Здесь все рядом — страница 25 из 38

– Отключён, что ли? – я кивнула. – Он, вроде бы, в Казань собирался съездить, к родне. А зачем вам наш модный адвокат?

– Всего-навсего хотела проконсультироваться, чтобы не наткнуться на жуликов. В Москве же есть агентства, занимающиеся восстановлением истории семьи? Вот, хотела такое найти.

Олег задумался.

– Знаете, я никогда к таким не обращался, незачем было. Но… давайте так: вы пришлите мне список названий и адресов, а я их проверю по своим каналам. Почта моя есть? Ну и хорошо. А по «Пересечению множеств» я завтра посмотрю, что можно отыскать.

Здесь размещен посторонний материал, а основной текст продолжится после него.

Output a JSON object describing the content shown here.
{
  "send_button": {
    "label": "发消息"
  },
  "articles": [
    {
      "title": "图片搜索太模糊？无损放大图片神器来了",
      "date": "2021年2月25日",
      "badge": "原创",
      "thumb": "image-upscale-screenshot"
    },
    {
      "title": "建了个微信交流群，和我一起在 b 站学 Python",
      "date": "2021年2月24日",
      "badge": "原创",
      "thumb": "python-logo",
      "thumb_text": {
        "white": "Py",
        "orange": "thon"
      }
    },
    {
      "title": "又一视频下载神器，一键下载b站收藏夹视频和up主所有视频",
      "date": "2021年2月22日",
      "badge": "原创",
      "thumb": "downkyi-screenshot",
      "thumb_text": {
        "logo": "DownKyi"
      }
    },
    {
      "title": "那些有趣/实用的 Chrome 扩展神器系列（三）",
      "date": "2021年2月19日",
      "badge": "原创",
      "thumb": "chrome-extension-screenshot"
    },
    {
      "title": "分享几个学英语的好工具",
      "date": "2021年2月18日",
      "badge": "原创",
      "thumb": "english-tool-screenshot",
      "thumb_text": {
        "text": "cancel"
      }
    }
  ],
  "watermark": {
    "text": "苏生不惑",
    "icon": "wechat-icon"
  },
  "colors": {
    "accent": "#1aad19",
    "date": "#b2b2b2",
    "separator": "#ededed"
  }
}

Полицейский ушёл, а я устроилась на диване и стала думать о том, какие странные зигзаги вырисовала моя жизнь. Ну в самом деле: ещё полгода назад я и не слыхала о Бежицах, а теперь переехала из Москвы в этот постепенно истаивающий, усыхающий городок. Сменила хорошую квартиру практически в центре столицы на смешной маленький деревянный домик, спасибо, что с удобствами. Приятельствую с монашками, кручу роман с провинциальным полицейским, пытаюсь изучать историю семьи… В первый раз за тридцать лет жизни задумалась, откуда взялись все те деньги, на которые бабушка поменяла квартиру, жила припеваючи со мной и мамой и ещё и в наследство нам оставила неплохую сумму на счёте! Вот только на этот вопрос, боюсь, никто мне не ответит: бабушки нет, маму спрашивать бессмысленно, а нанимать частного детектива для этого как-то уж совсем было бы не комильфо.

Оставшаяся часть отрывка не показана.